In class number one, of what appeared to be a long forgotten and abandonned university, gathered Capucine, Melisa and Gloria.
Capucine spoke first, smiling as she usually does.
"Sit down, everyone. I'll be your teacher."
"What could you possibly teach us? How to betray and genocide?"
"That's if we have time. Please take a sit."
Gloria sat all the way to the back, as an evidence of her denial to listen.
"Bad students usually sit all the way back to avoid the teacher's eyes."
"You have three with the Thorned Circle on your forehead. Looks gross."
"Sorry everyone, one of you is misbehaving. This will take time off of today's lesson."
"I wasn't going to learn anything."
"Do I need to call your parents?"
Gloria sends a death stare, no holding back.
"No need for all that roleplay, Capucine. Let's just talk. We're all in the quest of information and meaning. We could just make good use of our time and talk like the adults we're supposed to be."
"You know what? I'll talk first. I hate you."
"Are you jealous I had Ismael before you?"
"Nor everything revolves around this moron. This is about you. And specifically this, you didn't do anything you fraud. At least Ismael dives into the danger, throws himself out there and makes his way through hell and back to get what he wants, I've been there, literally, so I repsect that. But you? A grifter. A fake. When Efalis remade us to how we used to be at the Lifeline, I remembered not only my own life but additionary details we should take into account for today's lesson, on how to be a fraud. First and foremost, you didn't traffick a single weapon, yet you claimed to be one of them. You've been at Nara, but you've barely done anything, and your friends closed their eyes on the subject to make you feel better. Then there is the diplomacy issue. You didn't help any nation, not yours, not foreign. You died and before I found you, you were sleeping in your grave, resting like a coward."
"You don't know what it's like to be scattered."
"We don't know? What the hell do you think we did? We were out there, bleeding our brains out, trying to find a way out of the lower levels of the Lifeline. I can't believe Efalis or the Dragon God would choose you of all people for your "good deeds". You've never shown any faith nor glory, no accomplishments. You take your defenders for granted and your actions for miracles. I agree with Capucine, the fact alone that Ismael chose you when other women existed is crazy in and of itself. That HAS to be pure unfiltered love, because I'm struggling to find your redeemable qualities."
"Because I have none. I use what I have and I lust for comfort. I also remember the face you made when you died like a pig at the ITS mall. You have some nerve calling me these names when you're the Capucine, the most psychopathic of us all. I'm a low, horrible imposter, I know. The Gloria I wish I was never existed and never will. She's a figment of my imagination built by my ego and I am aware of that. I enjoy it. Because it felt safe to have this second me in my head on stand-by, to reshape myself to the image of the Gloria of Nara. I have no excuses for my coward behaviour but I'll make up for it as time goes by."
"Gloria. Look at me. Are you actually ready to change?"
"I've never seen Capucine so serious and open-minded, Gloria. Please be respectful in your answer."
Realizing the tone she had, Gloria audibly sighed and left her seat to stand in front of her.
"I'll give you that, you were right about me. But I'll tell you something more, regardless how much you hate me, I'll hate myself even more. I don't even like my own body, my own mind nor who I am. I don't want to become anything nor anyone in particular, I have no dream, no goal. Which is exactly why I stayed with Ismael. He had all of the values I wish I had. The vertue. The resignation and dedication, the light in his eyes. I cared not for myself because I had a wonderful husband that inspired me to become better. His presence was purifying me, so I lost myself in him and forgot who I was. I couldn't even think of the idea of trying to become someone. I got married and I was so incredibly happy that I misplaced my own identity. Ismael and I became one, that day."
"So. Will you change?"
"If I see him, I'll talk to him. Honestly. And from here on out, I'll take life more seriously."

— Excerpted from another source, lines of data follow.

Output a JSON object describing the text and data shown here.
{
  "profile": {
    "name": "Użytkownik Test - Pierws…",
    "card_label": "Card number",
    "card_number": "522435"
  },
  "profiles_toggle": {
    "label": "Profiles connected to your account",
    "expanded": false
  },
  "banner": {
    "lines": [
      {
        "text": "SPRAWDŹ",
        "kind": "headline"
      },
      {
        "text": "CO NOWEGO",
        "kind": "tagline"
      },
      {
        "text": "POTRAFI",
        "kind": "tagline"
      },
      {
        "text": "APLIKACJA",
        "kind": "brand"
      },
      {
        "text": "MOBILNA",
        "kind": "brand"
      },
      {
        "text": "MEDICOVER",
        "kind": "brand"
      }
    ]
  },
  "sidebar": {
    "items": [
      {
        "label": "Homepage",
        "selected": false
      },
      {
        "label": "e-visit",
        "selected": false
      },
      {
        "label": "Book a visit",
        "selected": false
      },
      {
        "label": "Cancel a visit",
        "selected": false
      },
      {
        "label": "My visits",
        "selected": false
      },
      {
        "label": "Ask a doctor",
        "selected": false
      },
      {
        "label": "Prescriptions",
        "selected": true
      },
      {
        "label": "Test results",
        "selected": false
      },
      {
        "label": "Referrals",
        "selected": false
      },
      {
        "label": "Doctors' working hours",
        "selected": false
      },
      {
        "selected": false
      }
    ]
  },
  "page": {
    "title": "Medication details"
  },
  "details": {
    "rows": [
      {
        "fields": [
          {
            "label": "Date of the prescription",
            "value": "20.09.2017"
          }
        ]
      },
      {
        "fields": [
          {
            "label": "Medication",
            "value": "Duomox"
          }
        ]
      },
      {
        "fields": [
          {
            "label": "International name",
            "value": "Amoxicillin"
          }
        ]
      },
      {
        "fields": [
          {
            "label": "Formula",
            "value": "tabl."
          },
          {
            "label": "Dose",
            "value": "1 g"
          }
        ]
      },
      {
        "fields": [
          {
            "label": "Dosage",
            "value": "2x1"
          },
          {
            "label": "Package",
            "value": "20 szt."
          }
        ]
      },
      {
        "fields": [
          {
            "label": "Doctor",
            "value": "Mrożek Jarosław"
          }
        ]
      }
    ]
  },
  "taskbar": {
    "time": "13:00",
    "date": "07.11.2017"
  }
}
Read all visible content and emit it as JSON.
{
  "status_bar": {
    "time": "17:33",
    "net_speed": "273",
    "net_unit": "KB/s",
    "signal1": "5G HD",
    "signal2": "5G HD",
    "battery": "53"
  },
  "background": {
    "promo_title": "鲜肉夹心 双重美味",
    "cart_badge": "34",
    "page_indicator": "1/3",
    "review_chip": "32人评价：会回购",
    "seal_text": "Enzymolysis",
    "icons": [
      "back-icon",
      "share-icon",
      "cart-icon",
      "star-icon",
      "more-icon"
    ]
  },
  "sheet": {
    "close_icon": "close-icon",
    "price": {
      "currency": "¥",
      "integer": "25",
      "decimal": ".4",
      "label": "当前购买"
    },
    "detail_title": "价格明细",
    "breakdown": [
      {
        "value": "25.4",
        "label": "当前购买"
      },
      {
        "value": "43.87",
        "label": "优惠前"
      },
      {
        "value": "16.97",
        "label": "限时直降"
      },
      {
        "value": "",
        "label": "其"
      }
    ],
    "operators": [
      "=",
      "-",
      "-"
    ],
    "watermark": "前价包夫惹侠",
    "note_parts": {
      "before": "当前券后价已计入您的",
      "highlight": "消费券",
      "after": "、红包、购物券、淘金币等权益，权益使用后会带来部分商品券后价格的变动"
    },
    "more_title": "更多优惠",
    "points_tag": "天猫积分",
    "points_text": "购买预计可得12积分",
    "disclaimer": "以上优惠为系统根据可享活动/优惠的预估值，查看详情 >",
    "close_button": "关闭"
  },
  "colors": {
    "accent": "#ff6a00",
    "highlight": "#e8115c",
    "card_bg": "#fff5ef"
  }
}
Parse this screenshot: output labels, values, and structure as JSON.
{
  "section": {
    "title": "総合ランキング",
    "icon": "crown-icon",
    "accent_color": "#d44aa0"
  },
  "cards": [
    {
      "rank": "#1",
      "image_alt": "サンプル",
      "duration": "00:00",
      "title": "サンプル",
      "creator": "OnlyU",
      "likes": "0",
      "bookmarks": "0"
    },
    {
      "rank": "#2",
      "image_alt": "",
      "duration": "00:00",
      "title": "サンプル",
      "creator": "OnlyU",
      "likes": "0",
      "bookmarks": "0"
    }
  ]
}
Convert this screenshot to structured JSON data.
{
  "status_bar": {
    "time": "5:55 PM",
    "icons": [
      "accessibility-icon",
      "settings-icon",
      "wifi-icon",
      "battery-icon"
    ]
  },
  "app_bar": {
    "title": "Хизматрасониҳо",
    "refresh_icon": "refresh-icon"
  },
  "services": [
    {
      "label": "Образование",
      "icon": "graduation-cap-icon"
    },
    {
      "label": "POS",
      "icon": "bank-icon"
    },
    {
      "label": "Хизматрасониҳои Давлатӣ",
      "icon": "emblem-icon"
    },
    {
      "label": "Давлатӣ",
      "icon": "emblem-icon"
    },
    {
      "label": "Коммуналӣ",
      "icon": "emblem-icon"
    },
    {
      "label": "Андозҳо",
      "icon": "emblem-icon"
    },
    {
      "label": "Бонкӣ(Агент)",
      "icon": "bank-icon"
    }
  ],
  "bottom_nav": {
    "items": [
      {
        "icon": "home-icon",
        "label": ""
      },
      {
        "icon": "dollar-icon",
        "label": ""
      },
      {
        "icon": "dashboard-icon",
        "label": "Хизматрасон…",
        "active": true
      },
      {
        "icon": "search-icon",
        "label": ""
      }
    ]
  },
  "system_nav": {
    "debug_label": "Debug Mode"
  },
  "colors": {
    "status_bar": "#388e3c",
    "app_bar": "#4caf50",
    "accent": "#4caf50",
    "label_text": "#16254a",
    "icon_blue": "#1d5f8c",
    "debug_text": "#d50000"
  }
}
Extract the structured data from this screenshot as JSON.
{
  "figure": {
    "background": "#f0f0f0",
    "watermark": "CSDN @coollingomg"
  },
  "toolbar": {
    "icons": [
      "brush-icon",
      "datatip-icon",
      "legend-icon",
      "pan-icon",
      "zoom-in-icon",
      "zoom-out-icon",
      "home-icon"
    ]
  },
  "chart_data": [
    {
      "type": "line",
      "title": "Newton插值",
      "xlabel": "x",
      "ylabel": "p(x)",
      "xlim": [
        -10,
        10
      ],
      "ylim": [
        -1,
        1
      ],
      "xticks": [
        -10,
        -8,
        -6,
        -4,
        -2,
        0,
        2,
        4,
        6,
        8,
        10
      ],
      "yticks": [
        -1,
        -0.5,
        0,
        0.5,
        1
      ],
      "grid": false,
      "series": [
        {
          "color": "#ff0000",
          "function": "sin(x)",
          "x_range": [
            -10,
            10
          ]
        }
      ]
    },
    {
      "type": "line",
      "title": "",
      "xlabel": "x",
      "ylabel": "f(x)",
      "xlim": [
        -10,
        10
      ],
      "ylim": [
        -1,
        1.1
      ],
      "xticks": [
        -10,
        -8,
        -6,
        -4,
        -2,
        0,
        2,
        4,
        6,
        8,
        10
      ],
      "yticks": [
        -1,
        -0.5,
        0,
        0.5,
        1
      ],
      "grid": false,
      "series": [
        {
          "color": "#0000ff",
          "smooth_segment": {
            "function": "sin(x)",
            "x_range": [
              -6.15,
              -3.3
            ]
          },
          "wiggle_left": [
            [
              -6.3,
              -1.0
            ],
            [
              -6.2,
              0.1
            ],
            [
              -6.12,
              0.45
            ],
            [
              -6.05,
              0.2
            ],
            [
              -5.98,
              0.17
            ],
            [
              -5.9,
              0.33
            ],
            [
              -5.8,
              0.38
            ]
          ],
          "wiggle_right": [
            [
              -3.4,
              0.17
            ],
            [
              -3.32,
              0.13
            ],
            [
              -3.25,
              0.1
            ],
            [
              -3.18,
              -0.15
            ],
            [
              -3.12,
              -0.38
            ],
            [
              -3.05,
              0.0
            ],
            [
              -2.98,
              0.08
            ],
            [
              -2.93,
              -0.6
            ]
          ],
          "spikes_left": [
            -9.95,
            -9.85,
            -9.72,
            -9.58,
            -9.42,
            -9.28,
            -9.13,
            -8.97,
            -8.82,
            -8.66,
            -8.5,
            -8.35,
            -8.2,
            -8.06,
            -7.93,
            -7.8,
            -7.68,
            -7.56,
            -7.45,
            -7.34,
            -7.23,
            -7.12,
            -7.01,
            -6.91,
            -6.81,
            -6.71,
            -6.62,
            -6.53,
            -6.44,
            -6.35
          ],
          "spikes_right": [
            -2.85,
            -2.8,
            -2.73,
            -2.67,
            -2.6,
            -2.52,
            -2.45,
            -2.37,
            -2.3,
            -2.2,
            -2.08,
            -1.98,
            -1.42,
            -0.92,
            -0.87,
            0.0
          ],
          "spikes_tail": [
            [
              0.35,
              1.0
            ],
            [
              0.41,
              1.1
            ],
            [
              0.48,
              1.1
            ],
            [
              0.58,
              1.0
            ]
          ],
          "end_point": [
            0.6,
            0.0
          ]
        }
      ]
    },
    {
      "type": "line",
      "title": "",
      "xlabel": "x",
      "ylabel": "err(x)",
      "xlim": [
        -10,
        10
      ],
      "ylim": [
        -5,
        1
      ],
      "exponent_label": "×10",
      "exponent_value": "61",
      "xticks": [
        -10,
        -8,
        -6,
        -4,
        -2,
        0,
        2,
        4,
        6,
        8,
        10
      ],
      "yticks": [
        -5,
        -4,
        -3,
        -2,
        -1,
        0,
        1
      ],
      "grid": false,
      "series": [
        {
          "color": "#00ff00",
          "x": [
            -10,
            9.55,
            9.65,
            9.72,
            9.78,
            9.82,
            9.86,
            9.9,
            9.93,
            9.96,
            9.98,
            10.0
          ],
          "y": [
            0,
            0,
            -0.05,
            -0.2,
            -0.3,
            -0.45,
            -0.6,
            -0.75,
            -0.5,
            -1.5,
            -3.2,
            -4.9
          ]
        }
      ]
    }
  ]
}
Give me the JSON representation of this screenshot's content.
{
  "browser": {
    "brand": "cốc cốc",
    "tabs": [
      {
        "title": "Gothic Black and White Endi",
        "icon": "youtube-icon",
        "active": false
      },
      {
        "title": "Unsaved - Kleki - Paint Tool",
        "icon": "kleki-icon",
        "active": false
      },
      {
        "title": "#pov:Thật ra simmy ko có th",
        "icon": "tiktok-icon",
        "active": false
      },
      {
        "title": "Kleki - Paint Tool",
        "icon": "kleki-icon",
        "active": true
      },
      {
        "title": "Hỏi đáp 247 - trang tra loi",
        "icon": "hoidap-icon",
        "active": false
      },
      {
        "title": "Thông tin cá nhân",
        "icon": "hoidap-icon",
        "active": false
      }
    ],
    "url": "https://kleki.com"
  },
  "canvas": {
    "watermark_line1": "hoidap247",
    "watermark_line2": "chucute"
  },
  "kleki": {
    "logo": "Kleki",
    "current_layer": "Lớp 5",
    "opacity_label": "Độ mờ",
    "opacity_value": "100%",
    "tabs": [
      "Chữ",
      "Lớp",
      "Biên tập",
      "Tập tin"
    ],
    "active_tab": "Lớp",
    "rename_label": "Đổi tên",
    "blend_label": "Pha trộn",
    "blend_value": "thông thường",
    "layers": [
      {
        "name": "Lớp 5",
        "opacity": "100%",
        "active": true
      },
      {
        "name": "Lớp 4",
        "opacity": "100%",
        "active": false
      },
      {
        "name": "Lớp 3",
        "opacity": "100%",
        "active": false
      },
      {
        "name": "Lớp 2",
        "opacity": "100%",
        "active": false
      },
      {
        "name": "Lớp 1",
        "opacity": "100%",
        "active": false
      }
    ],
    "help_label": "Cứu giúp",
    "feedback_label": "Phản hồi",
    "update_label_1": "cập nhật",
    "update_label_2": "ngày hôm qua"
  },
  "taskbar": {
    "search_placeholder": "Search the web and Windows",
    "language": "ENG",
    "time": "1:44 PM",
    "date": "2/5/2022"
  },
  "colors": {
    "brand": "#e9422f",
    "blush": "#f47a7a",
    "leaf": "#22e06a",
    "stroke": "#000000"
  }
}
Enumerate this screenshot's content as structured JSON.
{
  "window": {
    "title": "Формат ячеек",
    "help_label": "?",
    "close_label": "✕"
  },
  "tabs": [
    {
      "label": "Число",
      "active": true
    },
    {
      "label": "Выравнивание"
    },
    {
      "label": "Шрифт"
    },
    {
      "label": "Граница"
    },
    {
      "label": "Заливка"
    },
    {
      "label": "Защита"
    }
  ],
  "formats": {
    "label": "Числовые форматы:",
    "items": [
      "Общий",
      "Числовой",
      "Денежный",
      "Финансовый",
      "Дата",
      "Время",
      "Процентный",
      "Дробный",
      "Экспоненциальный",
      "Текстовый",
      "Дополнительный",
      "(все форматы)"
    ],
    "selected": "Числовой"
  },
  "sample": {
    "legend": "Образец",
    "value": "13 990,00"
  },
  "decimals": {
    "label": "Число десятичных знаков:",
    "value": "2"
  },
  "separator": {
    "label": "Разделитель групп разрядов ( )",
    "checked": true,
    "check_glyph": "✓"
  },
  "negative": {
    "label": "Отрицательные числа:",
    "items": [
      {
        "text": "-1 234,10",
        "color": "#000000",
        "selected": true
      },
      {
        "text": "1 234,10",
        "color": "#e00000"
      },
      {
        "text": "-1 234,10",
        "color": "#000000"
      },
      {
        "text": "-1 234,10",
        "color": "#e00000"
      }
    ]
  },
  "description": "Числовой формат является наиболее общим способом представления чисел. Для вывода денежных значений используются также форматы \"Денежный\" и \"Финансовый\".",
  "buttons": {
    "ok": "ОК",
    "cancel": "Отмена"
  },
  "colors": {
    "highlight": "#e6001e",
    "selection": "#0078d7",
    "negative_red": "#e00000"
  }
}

Capucine exchanged a meaningful look with Melisa, half-smiling at them both.
"I hope your positive outlook on life will make you break from your cocon."
"If it doesn't?"
"The circle on my forehead means I still have to kill Ismael. By the same occasion I'll slaughter you as well. I'll find a way."
"Then so be it. For if by that time I haven't changed, then I deserve to be killed. What about you, Melisa?"
"I'm a Cardinal, so I have to remain human from now on. I don't careabout Ismael, I think even Osmond is here at Perseus, but knowing him he's already found an obscure place to hide and be obnoxious in. I'll grow out my bangs to cover the mark, it's not that deep. For my part, I'll be honest here, I don't believe in this whole "I'll just redo my life somewhere else". I don't think this crap is real for myself or other people, I'm a nobody that needs to become something. If I've learned anything recently it is that through hard work and discipline, you can acheive wonders, but most wouldn't go through that because those two values demand self-accountability."